The History of Washing Machines

washer time lapsA washing machine, otherwise known as a clothes washer, is an apparatus used to wash dirty
laundry, such as clothing and bed sheets.  The term is mostly applied only to machines that use water as opposed to dry cleaning or ultrasonic cleaners.  Washing entails immersing, dipping, rubbing, or scrubbing in water, usually accompanied by detergent or bleach.  The simplest machines simply agitate clothes in water, while automatic machines fill, empty, wash, spin, and heat in a cycle.  Most modern washing machines remove substantial amounts of water from the laundry at the end of a wash cycle, but do not completely dry it.  Washing machines have come a long way from their humble, simple, and sometimes dangerous predecessors though.  Ancient people cleaned their clothes by pounding them on rocks or rubbing them with abrasive sands, and then washing the dirt away in local streams, and the earliest washing machines were just a slightly more advanced version of this process.

The earliest machines were hand-operated and constructed from wood, while later machines made of metal permitted a fire to burn below the washtub, keeping the water warm throughout the day’s washing.  In fact, until the mid-1800s, the most advanced piece of washing equipment was the scrub board, invented in 1797.  By the 1850s, steam-driven commercial laundry machinery was on sale in the UK and US, although technological advances in machinery for commercial washers proceeded much faster than domestic washer design, especially throughout Europe.  The US was the first to focus heavily on the development of washers for the home though.  As electricity was not commonly available until at least 1930, most early washing machines were operated by a low-speed single-cylinder hit and miss gasoline engine.  After the items were washed and rinsed, water had to be removed by twisting.  To help reduce this labor, the wringer/mangle machine was developed which used two rollers to squeeze water out of clothing, operated by a manual or powered hand crank.  As implied by the term “mangle,” these early machines were quite dangerous, especially if powered and not hand-driven.  A user’s fingers, hand, arm, or hair could become entangled in the laundry being squeezed, resulting in horrific injuries.

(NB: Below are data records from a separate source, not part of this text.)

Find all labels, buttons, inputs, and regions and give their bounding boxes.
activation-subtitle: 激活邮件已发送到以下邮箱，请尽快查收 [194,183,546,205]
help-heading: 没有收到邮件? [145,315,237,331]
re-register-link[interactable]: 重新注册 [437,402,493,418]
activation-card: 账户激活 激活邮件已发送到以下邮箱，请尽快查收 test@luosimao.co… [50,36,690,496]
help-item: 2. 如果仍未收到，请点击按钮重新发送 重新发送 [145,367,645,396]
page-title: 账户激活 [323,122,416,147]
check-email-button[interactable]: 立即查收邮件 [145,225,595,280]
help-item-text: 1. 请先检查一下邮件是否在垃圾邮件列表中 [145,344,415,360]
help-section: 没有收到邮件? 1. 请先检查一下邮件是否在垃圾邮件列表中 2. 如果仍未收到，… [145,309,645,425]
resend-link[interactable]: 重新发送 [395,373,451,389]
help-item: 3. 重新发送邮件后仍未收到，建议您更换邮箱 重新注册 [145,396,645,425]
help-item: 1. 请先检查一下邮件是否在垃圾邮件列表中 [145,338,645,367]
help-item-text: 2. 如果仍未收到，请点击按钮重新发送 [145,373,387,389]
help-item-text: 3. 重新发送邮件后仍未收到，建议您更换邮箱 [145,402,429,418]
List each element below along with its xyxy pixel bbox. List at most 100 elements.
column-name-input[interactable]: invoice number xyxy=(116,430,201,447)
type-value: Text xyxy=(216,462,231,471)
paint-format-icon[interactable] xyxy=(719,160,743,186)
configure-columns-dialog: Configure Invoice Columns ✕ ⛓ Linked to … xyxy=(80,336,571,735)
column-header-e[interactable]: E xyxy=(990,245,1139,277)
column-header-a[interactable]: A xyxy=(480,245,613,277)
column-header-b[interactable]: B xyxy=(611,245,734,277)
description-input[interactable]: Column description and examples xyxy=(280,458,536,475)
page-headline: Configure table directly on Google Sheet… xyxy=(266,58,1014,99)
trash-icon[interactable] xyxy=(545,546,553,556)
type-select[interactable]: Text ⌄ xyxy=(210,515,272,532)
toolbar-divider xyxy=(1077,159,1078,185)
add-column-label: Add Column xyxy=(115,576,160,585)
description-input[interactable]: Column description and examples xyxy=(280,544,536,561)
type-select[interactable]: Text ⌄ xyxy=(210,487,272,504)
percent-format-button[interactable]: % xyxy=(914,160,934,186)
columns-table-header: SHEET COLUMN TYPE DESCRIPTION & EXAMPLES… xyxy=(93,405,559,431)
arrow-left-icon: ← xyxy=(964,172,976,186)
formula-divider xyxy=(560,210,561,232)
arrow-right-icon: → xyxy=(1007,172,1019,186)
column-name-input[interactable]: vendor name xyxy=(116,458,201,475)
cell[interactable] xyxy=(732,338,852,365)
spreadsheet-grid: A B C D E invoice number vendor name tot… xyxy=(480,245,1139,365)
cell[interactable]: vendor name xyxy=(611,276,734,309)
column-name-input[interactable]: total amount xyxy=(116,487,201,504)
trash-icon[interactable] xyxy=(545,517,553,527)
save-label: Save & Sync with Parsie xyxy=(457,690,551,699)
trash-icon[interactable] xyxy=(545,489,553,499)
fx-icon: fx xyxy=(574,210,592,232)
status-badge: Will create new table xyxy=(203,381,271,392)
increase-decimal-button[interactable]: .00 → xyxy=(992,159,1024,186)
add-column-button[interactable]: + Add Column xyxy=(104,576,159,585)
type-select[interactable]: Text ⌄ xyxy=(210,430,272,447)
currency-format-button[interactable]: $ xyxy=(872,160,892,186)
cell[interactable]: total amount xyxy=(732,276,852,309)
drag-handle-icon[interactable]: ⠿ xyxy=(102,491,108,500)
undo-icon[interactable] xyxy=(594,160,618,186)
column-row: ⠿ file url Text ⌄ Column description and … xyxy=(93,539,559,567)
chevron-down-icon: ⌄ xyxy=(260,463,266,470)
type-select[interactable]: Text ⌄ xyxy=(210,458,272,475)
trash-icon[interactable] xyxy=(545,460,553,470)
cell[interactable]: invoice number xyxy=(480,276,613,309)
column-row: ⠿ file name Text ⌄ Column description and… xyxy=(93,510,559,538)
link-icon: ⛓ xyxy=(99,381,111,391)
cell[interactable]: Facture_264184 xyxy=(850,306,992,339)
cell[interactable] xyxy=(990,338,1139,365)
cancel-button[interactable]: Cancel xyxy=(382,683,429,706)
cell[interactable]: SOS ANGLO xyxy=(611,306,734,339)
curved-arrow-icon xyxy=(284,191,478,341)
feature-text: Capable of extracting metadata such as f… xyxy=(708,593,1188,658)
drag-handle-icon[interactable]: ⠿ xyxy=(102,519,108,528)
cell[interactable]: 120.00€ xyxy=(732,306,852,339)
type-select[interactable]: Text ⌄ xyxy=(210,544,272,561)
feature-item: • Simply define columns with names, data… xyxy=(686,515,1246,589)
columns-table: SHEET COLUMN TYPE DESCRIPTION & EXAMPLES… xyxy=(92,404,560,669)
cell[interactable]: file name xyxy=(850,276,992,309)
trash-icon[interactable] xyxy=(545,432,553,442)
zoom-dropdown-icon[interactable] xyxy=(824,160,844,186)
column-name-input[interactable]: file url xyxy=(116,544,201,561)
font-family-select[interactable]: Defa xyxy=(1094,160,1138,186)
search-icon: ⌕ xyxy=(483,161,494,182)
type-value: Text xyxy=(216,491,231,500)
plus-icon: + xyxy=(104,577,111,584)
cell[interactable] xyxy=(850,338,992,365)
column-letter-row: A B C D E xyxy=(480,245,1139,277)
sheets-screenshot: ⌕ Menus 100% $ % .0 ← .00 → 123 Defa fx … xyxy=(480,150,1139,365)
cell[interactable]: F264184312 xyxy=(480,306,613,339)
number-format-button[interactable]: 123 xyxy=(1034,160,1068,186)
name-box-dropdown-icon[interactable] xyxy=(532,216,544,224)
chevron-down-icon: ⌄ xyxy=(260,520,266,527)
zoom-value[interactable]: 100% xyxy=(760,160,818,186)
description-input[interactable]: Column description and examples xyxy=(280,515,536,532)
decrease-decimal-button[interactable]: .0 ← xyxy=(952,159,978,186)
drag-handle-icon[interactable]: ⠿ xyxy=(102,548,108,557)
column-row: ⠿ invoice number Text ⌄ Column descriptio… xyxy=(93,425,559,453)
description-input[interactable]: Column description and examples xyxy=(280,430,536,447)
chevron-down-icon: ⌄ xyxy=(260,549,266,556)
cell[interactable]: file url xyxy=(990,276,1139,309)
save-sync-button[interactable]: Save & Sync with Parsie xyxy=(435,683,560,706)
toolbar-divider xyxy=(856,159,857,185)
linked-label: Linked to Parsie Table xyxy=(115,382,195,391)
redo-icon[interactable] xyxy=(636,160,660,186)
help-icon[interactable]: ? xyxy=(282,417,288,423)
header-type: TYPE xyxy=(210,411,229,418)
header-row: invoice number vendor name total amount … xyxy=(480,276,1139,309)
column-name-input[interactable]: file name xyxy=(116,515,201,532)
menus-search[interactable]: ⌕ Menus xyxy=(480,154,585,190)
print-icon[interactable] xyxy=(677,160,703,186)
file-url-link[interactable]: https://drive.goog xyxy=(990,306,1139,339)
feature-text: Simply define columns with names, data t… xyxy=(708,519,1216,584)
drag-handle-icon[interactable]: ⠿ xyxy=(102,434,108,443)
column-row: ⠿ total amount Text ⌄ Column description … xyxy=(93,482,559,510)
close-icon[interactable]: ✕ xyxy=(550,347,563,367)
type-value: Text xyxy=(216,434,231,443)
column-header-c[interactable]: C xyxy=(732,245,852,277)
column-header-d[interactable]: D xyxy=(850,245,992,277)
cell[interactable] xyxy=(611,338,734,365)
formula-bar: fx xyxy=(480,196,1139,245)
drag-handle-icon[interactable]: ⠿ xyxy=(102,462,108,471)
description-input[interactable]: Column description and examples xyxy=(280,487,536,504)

The modern process of water removal by spinning did not come into use until electric motors were developed.  Spinning requires a constant high-speed power source, and was originally done in a separate device known as an “extractor”.  What is now referred to as an automatic washer was at one time referred to as a “washer/extractor”, which combines the features of these two devices into a single machine, plus the ability to fill and drain water by itself.  With the implementation of electric drive motors, US electric washing machine sales reached 913,000 units in 1930, despite their high cost.  Washer design was greatly improved during the 1930s, as the washing mechanism was enclosed within a cabinet, and more attention was paid to consumer safety.  By 1940, 60% of the 25,000,000 wired homes in the United States had an electric washing machine.  General Electric introduced a selection of front-loading and top-loading units in the 1950s, which included most of the features that are incorporated into modern machines.  Since then, the basic design and features of washing machines hasn’t changed much, simply improved upon, with the addition of different bells and whistles offered by competing manufacturers.  Most modern washers offer predefined programs for different laundry types, variable water temperatures, and adjustable rotation speed settings.  Today, most of us take these appliances for granted, and the biggest decision one has to make when purchasing a new washer is what incredible bells and whistles we think will make life the easiest.  We should be forever thankful though for the advances in appliance technology which have made our domestic lives more convenient, especially when it comes to washing machines.